第12章 会いたい。死ぬほど
「そういえば…」
酔いが回って来たのか ほんのり赤い顔で、楽は私を見る。
「お前、Lioにちょっと似てるよな。特に声とか…顔も」
『…八乙女さん、酔ってます?』
私は動揺を隠すように、ワイングラスの中身を一気に飲み干した。
「酔ってるかって…そりゃ、酔ってる。
俺は2年前から、ずっと酔ってんだよ」
苦しい想いを吐露するかのように言った楽は、額に手をあて、ぎゅっと目をつむっていた。

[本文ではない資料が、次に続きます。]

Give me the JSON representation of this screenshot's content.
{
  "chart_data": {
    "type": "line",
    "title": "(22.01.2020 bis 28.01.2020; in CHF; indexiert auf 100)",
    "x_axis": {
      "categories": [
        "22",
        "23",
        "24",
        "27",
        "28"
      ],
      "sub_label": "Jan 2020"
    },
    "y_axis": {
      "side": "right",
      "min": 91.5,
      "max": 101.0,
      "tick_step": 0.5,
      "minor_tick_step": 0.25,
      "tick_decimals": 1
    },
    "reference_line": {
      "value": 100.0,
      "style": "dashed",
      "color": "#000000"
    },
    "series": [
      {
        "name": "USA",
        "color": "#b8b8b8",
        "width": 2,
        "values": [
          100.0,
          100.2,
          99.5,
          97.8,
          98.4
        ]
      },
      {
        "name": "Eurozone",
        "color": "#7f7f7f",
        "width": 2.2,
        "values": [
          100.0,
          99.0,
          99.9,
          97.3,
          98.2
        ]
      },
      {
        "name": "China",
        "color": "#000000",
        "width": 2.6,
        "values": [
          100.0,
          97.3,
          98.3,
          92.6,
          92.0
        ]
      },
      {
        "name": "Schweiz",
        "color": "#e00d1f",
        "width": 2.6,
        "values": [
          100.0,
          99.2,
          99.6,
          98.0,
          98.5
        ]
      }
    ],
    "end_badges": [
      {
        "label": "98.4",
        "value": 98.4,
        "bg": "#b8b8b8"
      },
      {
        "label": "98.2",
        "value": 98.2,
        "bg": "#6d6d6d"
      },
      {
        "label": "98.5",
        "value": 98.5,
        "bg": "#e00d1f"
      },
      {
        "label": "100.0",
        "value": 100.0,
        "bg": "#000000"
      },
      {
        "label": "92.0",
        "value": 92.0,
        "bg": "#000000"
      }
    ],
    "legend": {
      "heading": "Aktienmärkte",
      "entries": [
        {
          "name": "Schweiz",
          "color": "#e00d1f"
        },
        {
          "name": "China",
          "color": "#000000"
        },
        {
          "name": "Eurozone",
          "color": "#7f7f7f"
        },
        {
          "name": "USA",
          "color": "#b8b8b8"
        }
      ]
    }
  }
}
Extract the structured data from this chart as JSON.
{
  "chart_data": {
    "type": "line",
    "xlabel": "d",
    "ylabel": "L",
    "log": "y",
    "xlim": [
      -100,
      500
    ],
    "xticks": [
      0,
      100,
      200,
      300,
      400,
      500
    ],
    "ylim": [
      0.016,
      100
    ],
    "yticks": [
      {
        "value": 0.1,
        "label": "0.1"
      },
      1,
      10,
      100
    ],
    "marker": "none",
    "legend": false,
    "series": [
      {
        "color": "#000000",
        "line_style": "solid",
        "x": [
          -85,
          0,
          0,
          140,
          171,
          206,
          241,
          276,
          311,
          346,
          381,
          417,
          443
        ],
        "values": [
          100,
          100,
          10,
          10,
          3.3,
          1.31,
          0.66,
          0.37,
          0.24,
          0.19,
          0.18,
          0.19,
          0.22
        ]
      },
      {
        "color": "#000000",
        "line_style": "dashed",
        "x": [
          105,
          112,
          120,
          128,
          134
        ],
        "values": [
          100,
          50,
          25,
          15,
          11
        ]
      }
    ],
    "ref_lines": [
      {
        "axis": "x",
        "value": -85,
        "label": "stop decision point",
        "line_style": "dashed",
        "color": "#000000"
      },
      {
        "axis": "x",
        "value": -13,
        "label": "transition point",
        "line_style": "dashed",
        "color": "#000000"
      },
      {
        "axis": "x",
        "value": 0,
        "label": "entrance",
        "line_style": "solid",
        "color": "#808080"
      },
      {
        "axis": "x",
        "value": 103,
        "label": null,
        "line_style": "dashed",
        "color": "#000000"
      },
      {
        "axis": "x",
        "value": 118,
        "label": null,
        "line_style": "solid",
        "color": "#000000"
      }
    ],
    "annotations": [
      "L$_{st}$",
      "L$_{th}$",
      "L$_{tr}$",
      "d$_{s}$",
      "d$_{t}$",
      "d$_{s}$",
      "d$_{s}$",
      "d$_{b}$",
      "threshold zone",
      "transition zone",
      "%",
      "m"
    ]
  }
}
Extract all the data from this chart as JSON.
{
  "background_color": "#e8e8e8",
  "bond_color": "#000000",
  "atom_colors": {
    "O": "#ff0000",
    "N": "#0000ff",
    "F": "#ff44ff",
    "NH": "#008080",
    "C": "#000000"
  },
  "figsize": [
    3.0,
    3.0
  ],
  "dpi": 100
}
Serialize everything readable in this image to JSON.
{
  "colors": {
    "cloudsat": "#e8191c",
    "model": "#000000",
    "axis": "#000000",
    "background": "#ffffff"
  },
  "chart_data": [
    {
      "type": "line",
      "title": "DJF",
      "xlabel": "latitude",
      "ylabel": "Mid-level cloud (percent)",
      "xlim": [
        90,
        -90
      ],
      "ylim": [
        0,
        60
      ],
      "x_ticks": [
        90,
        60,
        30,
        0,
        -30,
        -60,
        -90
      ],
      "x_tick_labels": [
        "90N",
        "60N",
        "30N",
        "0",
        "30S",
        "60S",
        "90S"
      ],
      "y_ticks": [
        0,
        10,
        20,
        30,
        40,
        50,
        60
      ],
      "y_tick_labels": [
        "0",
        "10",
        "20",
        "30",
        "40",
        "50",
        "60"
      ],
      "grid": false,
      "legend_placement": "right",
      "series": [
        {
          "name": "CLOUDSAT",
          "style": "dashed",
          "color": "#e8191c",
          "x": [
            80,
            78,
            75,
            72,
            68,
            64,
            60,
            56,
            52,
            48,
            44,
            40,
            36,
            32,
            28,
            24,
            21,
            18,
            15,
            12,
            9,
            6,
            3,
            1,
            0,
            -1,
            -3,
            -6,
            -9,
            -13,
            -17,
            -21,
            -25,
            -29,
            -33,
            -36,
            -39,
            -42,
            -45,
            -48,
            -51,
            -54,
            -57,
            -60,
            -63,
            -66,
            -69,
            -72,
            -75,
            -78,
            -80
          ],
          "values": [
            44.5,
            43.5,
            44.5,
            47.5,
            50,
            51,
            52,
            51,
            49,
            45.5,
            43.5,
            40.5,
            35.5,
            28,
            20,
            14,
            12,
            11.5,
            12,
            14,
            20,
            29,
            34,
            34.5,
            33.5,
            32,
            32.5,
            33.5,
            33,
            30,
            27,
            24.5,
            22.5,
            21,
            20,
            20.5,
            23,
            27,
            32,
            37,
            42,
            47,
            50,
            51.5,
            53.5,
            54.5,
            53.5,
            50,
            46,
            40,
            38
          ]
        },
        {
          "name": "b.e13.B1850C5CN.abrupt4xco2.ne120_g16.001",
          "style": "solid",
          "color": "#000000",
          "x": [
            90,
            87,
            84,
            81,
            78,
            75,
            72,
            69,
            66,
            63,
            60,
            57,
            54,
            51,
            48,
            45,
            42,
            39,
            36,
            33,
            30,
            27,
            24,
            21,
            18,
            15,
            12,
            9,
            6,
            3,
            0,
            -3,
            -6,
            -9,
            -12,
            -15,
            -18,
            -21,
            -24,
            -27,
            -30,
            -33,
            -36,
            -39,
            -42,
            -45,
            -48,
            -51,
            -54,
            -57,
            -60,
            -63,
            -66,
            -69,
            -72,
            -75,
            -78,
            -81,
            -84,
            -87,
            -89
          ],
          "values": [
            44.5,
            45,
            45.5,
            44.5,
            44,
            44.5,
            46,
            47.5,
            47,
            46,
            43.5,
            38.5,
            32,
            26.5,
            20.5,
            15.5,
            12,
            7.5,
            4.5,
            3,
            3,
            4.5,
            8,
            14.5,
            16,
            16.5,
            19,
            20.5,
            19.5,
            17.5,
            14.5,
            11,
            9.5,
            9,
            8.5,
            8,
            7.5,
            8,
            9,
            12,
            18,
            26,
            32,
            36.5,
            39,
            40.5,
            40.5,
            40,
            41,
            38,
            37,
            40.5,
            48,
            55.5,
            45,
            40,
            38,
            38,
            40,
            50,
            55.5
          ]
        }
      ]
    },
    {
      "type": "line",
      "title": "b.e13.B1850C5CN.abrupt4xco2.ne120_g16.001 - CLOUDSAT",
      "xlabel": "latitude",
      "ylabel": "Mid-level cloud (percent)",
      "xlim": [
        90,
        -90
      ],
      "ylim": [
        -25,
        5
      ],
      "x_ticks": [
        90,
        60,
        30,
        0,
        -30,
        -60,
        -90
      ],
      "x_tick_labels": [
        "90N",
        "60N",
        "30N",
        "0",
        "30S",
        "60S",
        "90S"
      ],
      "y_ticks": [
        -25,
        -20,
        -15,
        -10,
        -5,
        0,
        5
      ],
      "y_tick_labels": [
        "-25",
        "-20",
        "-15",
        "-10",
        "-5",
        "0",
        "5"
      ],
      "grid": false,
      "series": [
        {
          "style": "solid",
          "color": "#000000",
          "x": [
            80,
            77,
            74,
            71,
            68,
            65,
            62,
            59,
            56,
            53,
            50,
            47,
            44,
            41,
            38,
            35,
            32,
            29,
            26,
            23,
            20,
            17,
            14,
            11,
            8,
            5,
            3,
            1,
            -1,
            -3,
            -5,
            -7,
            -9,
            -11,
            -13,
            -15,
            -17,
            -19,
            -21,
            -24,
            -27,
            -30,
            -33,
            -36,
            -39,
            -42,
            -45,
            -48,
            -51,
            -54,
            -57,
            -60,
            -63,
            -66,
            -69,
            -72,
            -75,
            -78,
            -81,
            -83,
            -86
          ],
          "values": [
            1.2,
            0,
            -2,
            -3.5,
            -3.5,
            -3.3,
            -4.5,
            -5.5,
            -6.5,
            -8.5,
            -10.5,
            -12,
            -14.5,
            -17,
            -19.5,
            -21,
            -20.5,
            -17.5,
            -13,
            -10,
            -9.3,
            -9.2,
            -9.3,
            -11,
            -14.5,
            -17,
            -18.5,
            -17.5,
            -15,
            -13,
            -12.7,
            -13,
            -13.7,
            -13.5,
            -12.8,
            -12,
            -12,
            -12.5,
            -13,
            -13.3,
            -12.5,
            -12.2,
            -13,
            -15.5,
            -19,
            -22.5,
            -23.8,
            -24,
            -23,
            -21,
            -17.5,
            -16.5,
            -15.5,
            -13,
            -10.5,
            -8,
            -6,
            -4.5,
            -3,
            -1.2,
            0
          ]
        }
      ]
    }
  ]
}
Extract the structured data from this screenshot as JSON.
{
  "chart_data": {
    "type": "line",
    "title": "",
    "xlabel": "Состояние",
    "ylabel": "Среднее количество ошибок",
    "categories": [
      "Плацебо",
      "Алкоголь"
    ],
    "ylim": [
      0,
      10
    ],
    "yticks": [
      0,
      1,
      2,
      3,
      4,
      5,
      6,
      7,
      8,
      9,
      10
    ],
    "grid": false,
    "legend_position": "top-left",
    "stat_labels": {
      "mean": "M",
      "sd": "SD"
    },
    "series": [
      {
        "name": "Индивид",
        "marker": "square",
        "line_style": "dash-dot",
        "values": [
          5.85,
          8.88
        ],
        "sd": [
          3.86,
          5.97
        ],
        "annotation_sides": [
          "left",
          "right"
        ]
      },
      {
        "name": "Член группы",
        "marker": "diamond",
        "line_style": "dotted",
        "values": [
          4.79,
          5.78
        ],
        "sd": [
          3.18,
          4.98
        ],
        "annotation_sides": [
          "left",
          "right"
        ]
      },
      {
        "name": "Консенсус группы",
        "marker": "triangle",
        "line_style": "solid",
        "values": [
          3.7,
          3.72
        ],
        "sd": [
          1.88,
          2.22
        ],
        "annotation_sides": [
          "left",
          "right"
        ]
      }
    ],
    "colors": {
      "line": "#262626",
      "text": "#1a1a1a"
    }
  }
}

そして気持ちを切り替えるかのように、ふっと息を吐いてから また言葉を紡ぐ。
「…どうしたって見つからねぇんだよ。MAKAに聞いても。マスターに聞いても。親父のコネ使っても」
それはそうだろう。MAKAには、私がLioである事は 絶対に言うなと口止めしてある。それは別に楽に限った事ではない。何人たりともだ。
マスターには、口止めする必要すらない。彼が人のプライベートを漏らす事は絶対に無いからだ。何故なら、一流のバーテンダーだから。
「今でもたまに、全部…夢だったんじゃねぇかって思う。
MAKAの楽屋で、俺に毒付いてきたあいつも。ここの地下で歌ってたあいつも…」
『そんなに…会いたいんですか?彼女に』
聞いてしまってから、後悔した。
楽が、私に向けた瞳が あまりにも綺麗だったから。
「会いたい。死ぬほど」
ぎゅっと、心臓が掴まれた心地だった。とても胸が痛いから、私は咄嗟に彼から目を逸らした。
『…いつか、会えれば良いですね』
いや。そんな未来は絶対にやって来ない。
貴方が会いたいと願えば願うほど、その分 私は貴方から遠ざかるから。